Johan Grimonprez est un réalisateur belge qui travaille dans un registre expérimental, fasciné par la figure d'Alfred Hitchcock et la paranoïa engendrée par notre monde moderne. Après avoir abordé les spectaculaires détournements d'avion des années 70 dans Dial-H.I.S.T.O.R.Y en 1997, au titre significatif, il nous plonge avec Double take (2008) dans une sombre histoire mêlant le maître du suspense, son (ses) doubles, la guerre froide,, la course à l'espace, le mur de Berlin, la baie de cochons, JFK, Castro, Khrouchtchev, la sortie de The birds (Les oiseaux -1963) et la silhouette gracile de la débutante Tippi Hedren.
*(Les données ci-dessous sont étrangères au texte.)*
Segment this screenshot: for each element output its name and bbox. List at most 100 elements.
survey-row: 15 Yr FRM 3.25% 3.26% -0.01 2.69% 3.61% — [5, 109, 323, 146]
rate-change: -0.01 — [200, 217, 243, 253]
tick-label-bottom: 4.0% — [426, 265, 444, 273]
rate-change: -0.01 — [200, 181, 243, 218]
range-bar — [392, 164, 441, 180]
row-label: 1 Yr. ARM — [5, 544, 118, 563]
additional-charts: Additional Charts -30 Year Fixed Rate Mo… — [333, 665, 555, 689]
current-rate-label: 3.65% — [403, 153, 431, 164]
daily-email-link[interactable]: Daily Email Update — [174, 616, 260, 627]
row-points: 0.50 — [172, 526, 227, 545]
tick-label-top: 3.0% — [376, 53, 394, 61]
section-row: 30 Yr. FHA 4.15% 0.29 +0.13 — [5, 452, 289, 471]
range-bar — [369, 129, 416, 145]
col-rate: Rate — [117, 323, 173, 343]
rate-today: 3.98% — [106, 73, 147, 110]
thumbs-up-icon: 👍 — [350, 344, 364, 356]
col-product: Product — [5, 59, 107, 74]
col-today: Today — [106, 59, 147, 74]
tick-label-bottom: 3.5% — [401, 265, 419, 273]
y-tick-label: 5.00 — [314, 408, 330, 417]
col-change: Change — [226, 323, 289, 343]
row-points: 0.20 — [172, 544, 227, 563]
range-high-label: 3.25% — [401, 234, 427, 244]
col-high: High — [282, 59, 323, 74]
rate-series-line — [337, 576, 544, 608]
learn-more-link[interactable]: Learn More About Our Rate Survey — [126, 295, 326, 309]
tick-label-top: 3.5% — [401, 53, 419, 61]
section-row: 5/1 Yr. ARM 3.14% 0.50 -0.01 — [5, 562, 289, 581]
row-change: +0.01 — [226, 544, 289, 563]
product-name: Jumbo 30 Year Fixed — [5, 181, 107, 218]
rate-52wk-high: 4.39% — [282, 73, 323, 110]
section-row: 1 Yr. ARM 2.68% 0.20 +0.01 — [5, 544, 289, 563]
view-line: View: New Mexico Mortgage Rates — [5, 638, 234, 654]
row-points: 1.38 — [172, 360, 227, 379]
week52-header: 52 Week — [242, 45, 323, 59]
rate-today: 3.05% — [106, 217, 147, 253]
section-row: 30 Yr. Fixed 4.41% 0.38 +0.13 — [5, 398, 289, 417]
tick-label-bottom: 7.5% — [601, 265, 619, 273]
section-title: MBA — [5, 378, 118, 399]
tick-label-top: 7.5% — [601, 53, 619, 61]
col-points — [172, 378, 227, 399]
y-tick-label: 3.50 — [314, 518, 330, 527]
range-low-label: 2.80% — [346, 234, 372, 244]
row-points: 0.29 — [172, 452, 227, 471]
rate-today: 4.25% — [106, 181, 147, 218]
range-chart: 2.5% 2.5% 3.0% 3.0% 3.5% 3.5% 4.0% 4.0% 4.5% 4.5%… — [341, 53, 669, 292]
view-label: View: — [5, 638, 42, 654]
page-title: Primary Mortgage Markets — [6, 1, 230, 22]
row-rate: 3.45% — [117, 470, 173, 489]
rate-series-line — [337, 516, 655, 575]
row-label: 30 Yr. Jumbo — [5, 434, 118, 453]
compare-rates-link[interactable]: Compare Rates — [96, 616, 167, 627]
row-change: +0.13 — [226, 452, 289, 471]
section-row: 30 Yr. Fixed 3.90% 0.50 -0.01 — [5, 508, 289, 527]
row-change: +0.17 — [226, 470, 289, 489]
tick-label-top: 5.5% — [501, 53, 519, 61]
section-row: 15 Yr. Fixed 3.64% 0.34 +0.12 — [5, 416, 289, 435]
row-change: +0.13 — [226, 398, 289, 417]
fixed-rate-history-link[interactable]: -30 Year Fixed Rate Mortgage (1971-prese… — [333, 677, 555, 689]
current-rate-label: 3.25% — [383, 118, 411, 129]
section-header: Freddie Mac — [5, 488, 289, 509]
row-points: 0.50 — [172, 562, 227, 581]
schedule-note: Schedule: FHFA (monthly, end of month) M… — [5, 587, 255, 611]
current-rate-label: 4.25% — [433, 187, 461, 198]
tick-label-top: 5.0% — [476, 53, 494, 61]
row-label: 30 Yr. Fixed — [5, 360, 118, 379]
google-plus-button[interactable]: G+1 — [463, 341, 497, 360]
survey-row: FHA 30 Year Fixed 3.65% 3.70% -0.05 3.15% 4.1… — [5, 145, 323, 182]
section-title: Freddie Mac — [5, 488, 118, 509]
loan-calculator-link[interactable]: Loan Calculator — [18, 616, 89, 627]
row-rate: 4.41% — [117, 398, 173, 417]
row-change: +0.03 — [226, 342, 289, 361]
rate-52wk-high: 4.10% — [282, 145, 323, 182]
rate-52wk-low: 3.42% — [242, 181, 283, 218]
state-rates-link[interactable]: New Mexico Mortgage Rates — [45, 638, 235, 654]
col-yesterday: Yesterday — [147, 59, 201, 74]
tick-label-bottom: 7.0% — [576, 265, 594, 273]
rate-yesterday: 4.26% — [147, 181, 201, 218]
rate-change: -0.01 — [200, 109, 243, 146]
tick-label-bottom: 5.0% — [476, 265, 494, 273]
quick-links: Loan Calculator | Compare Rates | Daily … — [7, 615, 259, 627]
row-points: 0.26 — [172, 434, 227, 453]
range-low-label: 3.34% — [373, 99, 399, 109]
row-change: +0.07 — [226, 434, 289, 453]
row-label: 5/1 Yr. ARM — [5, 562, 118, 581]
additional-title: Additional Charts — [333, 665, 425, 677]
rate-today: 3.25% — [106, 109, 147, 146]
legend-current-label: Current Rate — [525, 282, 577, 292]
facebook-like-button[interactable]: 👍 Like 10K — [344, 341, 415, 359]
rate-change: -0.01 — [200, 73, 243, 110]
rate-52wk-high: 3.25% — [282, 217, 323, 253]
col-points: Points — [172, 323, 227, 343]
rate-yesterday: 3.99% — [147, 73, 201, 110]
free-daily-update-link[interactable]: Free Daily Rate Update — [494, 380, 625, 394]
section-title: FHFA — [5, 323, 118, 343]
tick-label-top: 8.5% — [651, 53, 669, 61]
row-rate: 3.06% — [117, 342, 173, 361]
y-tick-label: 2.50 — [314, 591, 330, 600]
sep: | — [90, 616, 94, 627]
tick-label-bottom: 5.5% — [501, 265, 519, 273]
Grimonprez manie toutes sortes d'images : found footage, archives, télévision, extraits de films, documentaires, etc. insérés dans la fine trame des siennes propres. La silhouette massive et lente, familière et inquiétante de Hitchcock hante le métrage sur une musique grondante de Christian Halten. La vrai, celui du début des années 60 et de 1980 au seuil de la mort, son sosie Ron Burrage, doublé du double de la voix Mark Perry, le personnage qu'il s'était crée dans les années 50 pour présenter sur les étranges lucarnes avec un humour souvent noir la série Alfred Hitchcock présente (avec un goût des effets de miroirs), Hitchcock règne, traversant les couloirs du temps. Étrange ambition pour un cinéaste expérimental comme Grimonprez que de chercher à se fondre dans les canons du cinéma classique : film d'une durée standard, près de 90 minutes, et sortie en salles, comme un vrai. La gageure n'est que partiellement tenue. Double take peine à trouver un rythme. L'intrigue de fiction, la rencontre dans un couloir des studios Universal de Hitchcock avec son double, intervient par à-coups, précédé du grondement musical, quand les digressions historiques se laissent trop aller. Double take est alors comme une voiture qui embraye un peu tard dans une forte pente. Mais enfin, on arrive quand même à franchir le col.